Dr Sharaqi says that Sudan has decided that no harm will come to it because of the dam; in fact Ethiopia may allow it to have a share of the stored water to use for irrigation. That is, of course, if there is no danger of collapse of the dam. An international commission led by a German team that has been tasked with conducting a study on the safety of the dam in its new dimensions has complained that Ethiopia is not supplying it with the necessary data. The data already available, the commission says, gives strong indications that a dam collapse is very likely.
Should the dam collapse, Egypt and Sudan would suffer immeasurably. Ethiopia would not be at much risk owing to the scarcely populated area downstream area, but Egypt and Sudan would literally drown.

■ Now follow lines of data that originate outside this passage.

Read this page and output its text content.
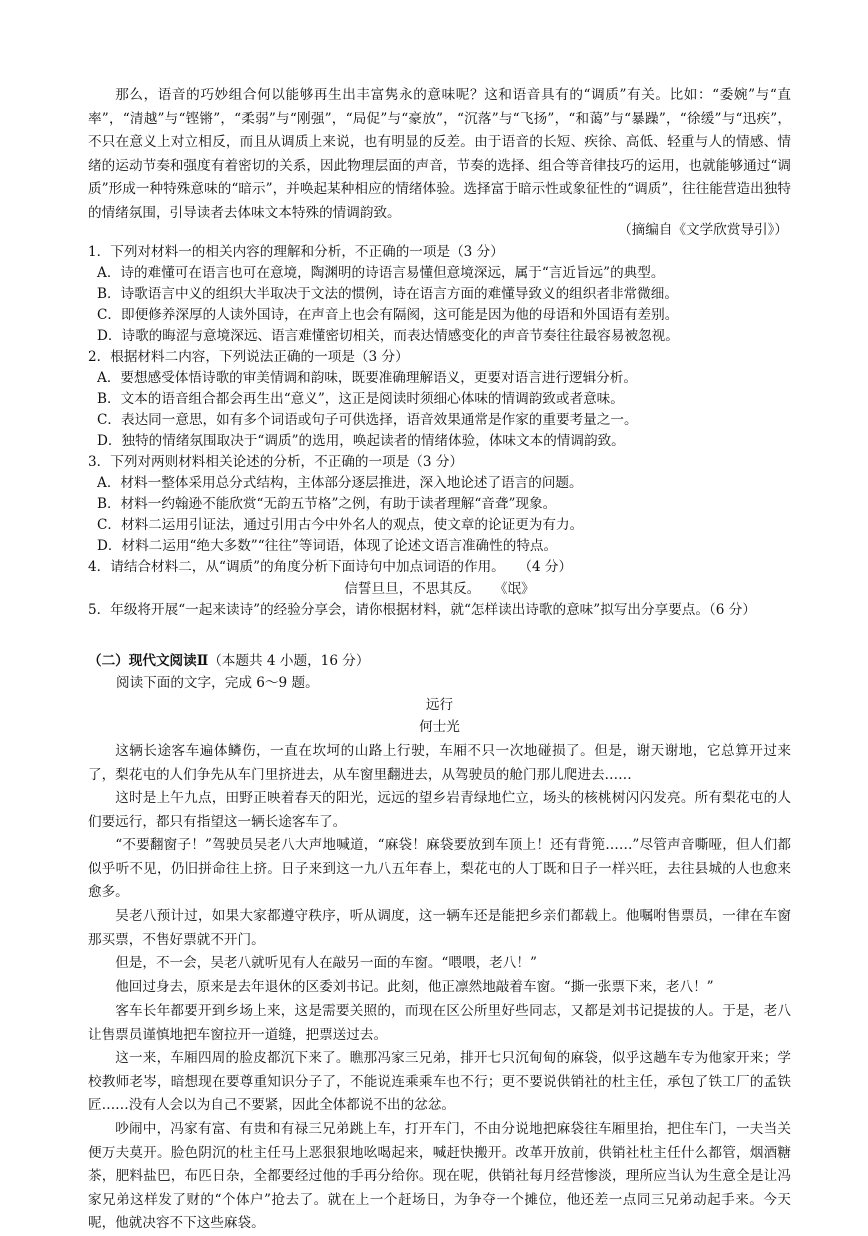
那么，语音的巧妙组合何以能够再生出丰富隽永的意味呢？这和语音具有的“调质”有关。比如：“委婉”与“直率”，“清越”与“铿锵”，“柔弱”与“刚强”，“局促”与“豪放”，“沉落”与“飞扬”，“和蔼”与“暴躁”，“徐缓”与“迅疾”，不只在意义上对立相反，而且从调质上来说，也有明显的反差。由于语音的长短、疾徐、高低、轻重与人的情感、情绪的运动节奏和强度有着密切的关系，因此物理层面的声音，节奏的选择、组合等音律技巧的运用，也就能够通过“调质”形成一种特殊意味的“暗示”，并唤起某种相应的情绪体验。选择富于暗示性或象征性的“调质”，往往能营造出独特的情绪氛围，引导读者去体味文本特殊的情调韵致。
（摘编自《文学欣赏导引》）
1．下列对材料一的相关内容的理解和分析，不正确的一项是（3 分）
A．诗的难懂可在语言也可在意境，陶渊明的诗语言易懂但意境深远，属于“言近旨远”的典型。
B．诗歌语言中义的组织大半取决于文法的惯例，诗在语言方面的难懂导致义的组织者非常微细。
C．即便修养深厚的人读外国诗，在声音上也会有隔阂，这可能是因为他的母语和外国语有差别。
D．诗歌的晦涩与意境深远、语言难懂密切相关，而表达情感变化的声音节奏往往最容易被忽视。
2．根据材料二内容，下列说法正确的一项是（3 分）
A．要想感受体悟诗歌的审美情调和韵味，既要准确理解语义，更要对语言进行逻辑分析。
B．文本的语音组合都会再生出“意义”，这正是阅读时须细心体味的情调韵致或者意味。
C．表达同一意思，如有多个词语或句子可供选择，语音效果通常是作家的重要考量之一。
D．独特的情绪氛围取决于“调质”的选用，唤起读者的情绪体验，体味文本的情调韵致。
3．下列对两则材料相关论述的分析，不正确的一项是（3 分）
A．材料一整体采用总分式结构，主体部分逐层推进，深入地论述了语言的问题。
B．材料一约翰逊不能欣赏“无韵五节格”之例，有助于读者理解“音聋”现象。
C．材料二运用引证法，通过引用古今中外名人的观点，使文章的论证更为有力。
D．材料二运用“绝大多数”“往往”等词语，体现了论述文语言准确性的特点。
4．请结合材料二，从“调质”的角度分析下面诗句中加点词语的作用。　　（4 分）
信誓旦旦，不思其反。　　《氓》
5．年级将开展“一起来读诗”的经验分享会，请你根据材料，就“怎样读出诗歌的意味”拟写出分享要点。（6 分）
（二）现代文阅读Ⅱ（本题共 4 小题，16 分）
阅读下面的文字，完成 6～9 题。
远行
何士光
这辆长途客车遍体鳞伤，一直在坎坷的山路上行驶，车厢不只一次地碰损了。但是，谢天谢地，它总算开过来了，梨花屯的人们争先从车门里挤进去，从车窗里翻进去，从驾驶员的舱门那儿爬进去……
这时是上午九点，田野正映着春天的阳光，远远的望乡岩青绿地伫立，场头的核桃树闪闪发亮。所有梨花屯的人们要远行，都只有指望这一辆长途客车了。
“不要翻窗子！”驾驶员吴老八大声地喊道，“麻袋！麻袋要放到车顶上！还有背篼……”尽管声音嘶哑，但人们都似乎听不见，仍旧拼命往上挤。日子来到这一九八五年春上，梨花屯的人丁既和日子一样兴旺，去往县城的人也愈来愈多。
吴老八预计过，如果大家都遵守秩序，听从调度，这一辆车还是能把乡亲们都载上。他嘱咐售票员，一律在车窗那买票，不售好票就不开门。
但是，不一会，吴老八就听见有人在敲另一面的车窗。“喂喂，老八！”
他回过身去，原来是去年退休的区委刘书记。此刻，他正凛然地敲着车窗。“撕一张票下来，老八！”
客车长年都要开到乡场上来，这是需要关照的，而现在区公所里好些同志，又都是刘书记提拔的人。于是，老八让售票员谨慎地把车窗拉开一道缝，把票送过去。
这一来，车厢四周的脸皮都沉下来了。瞧那冯家三兄弟，排开七只沉甸甸的麻袋，似乎这趟车专为他家开来；学校教师老岑，暗想现在要尊重知识分子了，不能说连乘乘车也不行；更不要说供销社的杜主任，承包了铁工厂的孟铁匠……没有人会以为自己不要紧，因此全体都说不出的忿忿。
吵闹中，冯家有富、有贵和有禄三兄弟跳上车，打开车门，不由分说地把麻袋往车厢里抬，把住车门，一夫当关便万夫莫开。脸色阴沉的杜主任马上恶狠狠地吆喝起来，喊赶快搬开。改革开放前，供销社杜主任什么都管，烟酒糖茶，肥料盐巴，布匹日杂，全都要经过他的手再分给你。现在呢，供销社每月经营惨淡，理所应当认为生意全是让冯家兄弟这样发了财的“个体户”抢去了。就在上一个赶场日，为争夺一个摊位，他还差一点同三兄弟动起手来。今天呢，他就决容不下这些麻袋。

Breach of international protocols
Muhammad al-Meneissi, former assistant to the Egyptian Minister of Foreign Affairs and currently a consultant with the ministry, says the Ethiopian dam’s file is currently handled by the Ministry of Foreign Affairs in addition to the Ministry of Irrigation. If anything, this confirms the political nature of the issue. Dr Meneissi says that the Ethiopian claim to have completed 25 per cent of the construction is highly questionable, since they are facing a shortage in funding because many countries refused to finance the project.
The claim seems to be an Ethiopian attempt to pressure Egypt into accepting the status quo. The project is a breach of all international protocols regulating the construction of dams on rivers that are shared by several countries. The protocols stipulate that the construction of dams must ensure that downstream countries are not harmed and require these countries’ approval, and this is definitely not the case with the Renaissance Dam.

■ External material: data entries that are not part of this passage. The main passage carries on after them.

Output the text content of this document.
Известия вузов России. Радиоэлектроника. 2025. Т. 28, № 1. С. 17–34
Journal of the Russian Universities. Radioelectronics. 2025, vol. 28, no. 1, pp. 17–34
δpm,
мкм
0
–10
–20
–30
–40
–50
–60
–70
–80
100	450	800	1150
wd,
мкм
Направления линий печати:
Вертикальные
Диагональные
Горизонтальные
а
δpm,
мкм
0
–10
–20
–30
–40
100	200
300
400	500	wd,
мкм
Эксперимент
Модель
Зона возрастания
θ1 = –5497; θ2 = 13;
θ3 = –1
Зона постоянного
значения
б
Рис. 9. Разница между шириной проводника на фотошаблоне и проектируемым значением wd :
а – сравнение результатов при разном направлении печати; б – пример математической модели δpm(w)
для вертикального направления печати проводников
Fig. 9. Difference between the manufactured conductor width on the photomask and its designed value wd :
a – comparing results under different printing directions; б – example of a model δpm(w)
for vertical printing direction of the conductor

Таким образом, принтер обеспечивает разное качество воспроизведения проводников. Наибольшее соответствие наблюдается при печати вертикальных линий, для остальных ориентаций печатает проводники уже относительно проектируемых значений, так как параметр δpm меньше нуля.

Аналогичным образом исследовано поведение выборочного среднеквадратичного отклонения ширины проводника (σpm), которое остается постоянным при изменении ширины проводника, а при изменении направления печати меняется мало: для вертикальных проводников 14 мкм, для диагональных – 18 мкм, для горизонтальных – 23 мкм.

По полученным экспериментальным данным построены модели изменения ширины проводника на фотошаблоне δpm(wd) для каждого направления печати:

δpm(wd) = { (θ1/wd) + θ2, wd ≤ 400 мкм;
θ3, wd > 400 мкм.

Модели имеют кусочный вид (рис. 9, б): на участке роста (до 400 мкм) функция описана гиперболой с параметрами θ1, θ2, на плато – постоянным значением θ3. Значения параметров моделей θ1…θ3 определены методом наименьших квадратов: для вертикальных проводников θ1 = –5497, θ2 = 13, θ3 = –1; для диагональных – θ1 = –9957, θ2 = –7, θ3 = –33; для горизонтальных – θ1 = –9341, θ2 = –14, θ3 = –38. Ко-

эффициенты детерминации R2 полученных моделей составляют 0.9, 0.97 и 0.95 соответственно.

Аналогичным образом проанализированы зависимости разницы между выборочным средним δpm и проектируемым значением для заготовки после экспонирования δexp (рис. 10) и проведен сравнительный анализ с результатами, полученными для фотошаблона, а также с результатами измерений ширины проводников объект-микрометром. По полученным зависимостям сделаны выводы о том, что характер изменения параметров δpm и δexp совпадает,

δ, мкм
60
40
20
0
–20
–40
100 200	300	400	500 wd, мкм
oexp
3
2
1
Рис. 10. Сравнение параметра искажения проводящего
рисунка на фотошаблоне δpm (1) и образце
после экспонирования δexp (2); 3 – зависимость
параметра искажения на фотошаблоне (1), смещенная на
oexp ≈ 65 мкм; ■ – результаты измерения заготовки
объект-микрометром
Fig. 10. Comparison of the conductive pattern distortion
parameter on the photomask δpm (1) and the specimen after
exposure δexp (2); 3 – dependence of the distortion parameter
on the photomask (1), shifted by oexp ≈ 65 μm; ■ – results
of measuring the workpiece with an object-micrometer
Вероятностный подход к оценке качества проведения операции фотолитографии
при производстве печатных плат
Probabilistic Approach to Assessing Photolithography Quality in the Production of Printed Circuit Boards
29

Egypt should resort to the international community, Dr Meneissi says, to persuade Ethiopia to go back to the original design of the dam, which Egypt never objected to. The African Union and other international organisations or friendly countries might all be willing to act as mediators.
Death sentence
Egypt must convey to the international community that it does not oppose the construction of development projects in Ethiopia, Dr Meneissi says; on the contrary, it should stress that it is willing to lend a helping hand provided such projects do not harm Egypt. In fact, Egypt has already done that in case of other riparian States; a case in point being the Owen Falls Dam in Uganda which Egypt helped finance and jointly manages with Uganda. He expects these efforts to bear fruit, especially now that Ethiopia is facing a financing crisis.
But whether or not an agreement is reached with Ethiopia, Dr Meneissi says, and given Egypt’s expanding population “we must realise we are sure to face water shortage in the future.” This means Egyptians must rationalise water consumption in agriculture and irrigation; any waste of water in the future could be a real disaster, he says.
But what if Ethiopia decides to go against reason and common sense and proceed with the new dam design? Dr Meneissi believes that resorting to military intervention could be a possible option if diplomatic mediation fails. “Preventing the water from flowing into Egypt could be a death sentence for our nation, and what other good enough reason could there ever be for declaring war?” A resort to such a radical solution, however, could never take place until at least two or three years from now, by which time Egypt would have regained internal stability and restored its international prestige. It should then be clear if Ethiopia will listen to the voice of reason or proceed with its uncharted plan.